Sunday, April 24, 2011

God Whispers

Coming into Holy Week and the Triduum I was struck with a sense of God pressing in close to me. It was like when someone leans over to you and you realize they are doing so to say something to you. There is something both awesome and dreadful in a moment like this. It denotes something new, something that I need that I probably don't realize yet that I need; something I lack. And yet, anything He might share is a gift beyond price; that much I know. But what will it mean, I wondered.

Holy Thursday I recognized a tendency, and old tendency, kicking in to life. Rather than leaning over and waiting to hear, I began to try to find my lack myself, to dig around in my heart until I could find the problem and come up with the solution as well. As if I could keep God from putting Himself out on my behalf. How ridiculously silly.

On Good Friday the message came through to me clear enough: following Jesus is about giving a gift of self. Jesus didn't try to be neat about His gift of self. He was not and is not discriminating. His blood fell where it fell, and He didn't even really control that. In His humanity, He was far too consumed with His offering to be orchestrating. His life is for "whosoever."

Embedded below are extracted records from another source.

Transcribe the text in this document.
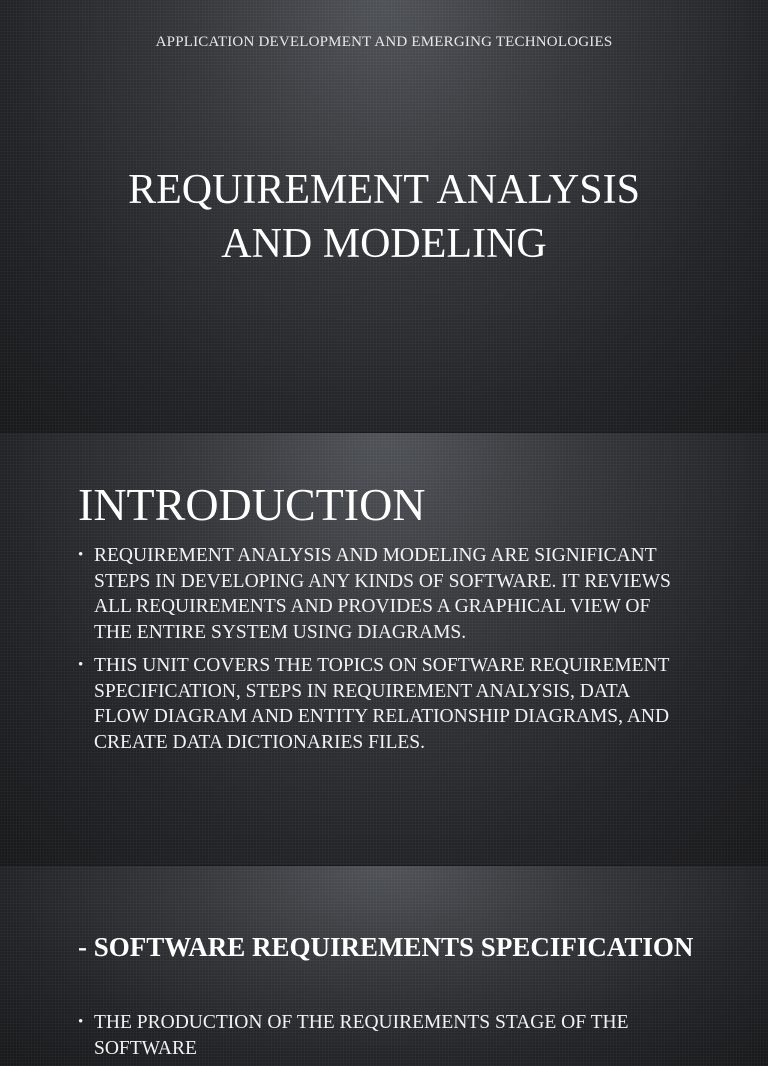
APPLICATION DEVELOPMENT AND EMERGING TECHNOLOGIES
REQUIREMENT ANALYSIS
AND MODELING
INTRODUCTION
• REQUIREMENT ANALYSIS AND MODELING ARE SIGNIFICANT STEPS IN DEVELOPING ANY KINDS OF SOFTWARE. IT REVIEWS ALL REQUIREMENTS AND PROVIDES A GRAPHICAL VIEW OF THE ENTIRE SYSTEM USING DIAGRAMS.
• THIS UNIT COVERS THE TOPICS ON SOFTWARE REQUIREMENT SPECIFICATION, STEPS IN REQUIREMENT ANALYSIS, DATA FLOW DIAGRAM AND ENTITY RELATIONSHIP DIAGRAMS, AND CREATE DATA DICTIONARIES FILES.
- SOFTWARE REQUIREMENTS SPECIFICATION
• THE PRODUCTION OF THE REQUIREMENTS STAGE OF THE SOFTWARE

And then, between Good Friday and Holy Saturday, God gave me the most amazing gift. Some weeks ago I felt moved to seek out an intercessor, a patron saint, for the CD recording project I have underway, and I was led to St. Claude de la Columbiere. I had read a bit of his life at the time, and saw how there were some striking ways he was very fitting. (He was the spiritual director of St. Margaret Mary Alacoque, to whom Jesus revealed the devotion of the Sacred Heart.) But on these days, I was again inspired to seek out some quotations from him. I found that he wrote a book, which fortunately has been edited and translated into English, which is basically a collection of gems of spiritual direction. You can read excerpts here.

As I read, I found wisdom that spoke into secret places in my heart, answering questions I had not even been able to formulate into words. And in some mysterious way, God used those words to speak to me those words I knew He had leaned over to whisper to me. It was dreadful. And awesome. And once again, life-changing.

Every day with the Lord is an adventure. As long as I cling to Him, my hope is sure.


An Act of Hope and Confidence in God

by St. Claude de la Columbiere

My God, I believe most firmly that Thou watchest over all who hope in Thee, and that we can want for nothing when we rely upon Thee in all things; therefore I am resolved for the future to have no anxieties, and to cast all my cares upon Thee.

People may deprive me of worldly goods and of honors; sickness may take from me my strength and the means of serving Thee; I may even lose Thy grace by sin; but my trust shall never leave me. I will preserve it to the last moment of my life, and the powers of hell shall seek in vain to wrestle it from me.

Let others seek happiness in their wealth, in their talents; let them trust to the purity of their lives, the severity of their mortifications, to the number of their good works, the fervor of their prayers; as for me, O my God, in my very confidence lies all my hope. "For Thou, O Lord, singularly has settled me in hope." This confidence can never be in vain. "No one has hoped in the Lord and has been confounded."

I am assured, therefore, of my eternal happiness, for I firmly hope for it, and all my hope is in Thee. "In Thee, O Lord, I have hoped; let me never be confounded."

I know, alas! I know but too well that I am frail and changeable; I know the power of temptation against the strongest virtue. I have seen stars fall from heaven, and pillars of firmament totter; but these things alarm me not. While I hope in Thee I am sheltered from all misfortune, and I am sure that my trust shall endure, for I rely upon Thee to sustain this unfailing hope.

Finally, I know that my confidence cannot exceed Thy bounty, and that I shall never receive less than I have hoped for from Thee. Therefore I hope that Thou wilt sustain me against my evil inclinations; that Thou wilt protect me against the most furious assaults of the evil one, and that Thou wilt cause my weakness to triumph over my most powerful enemies. I hope that Thou wilt never cease to love me, and that I shall love Thee unceasingly. "In Thee, O Lord, have I hoped; let me never be confounded."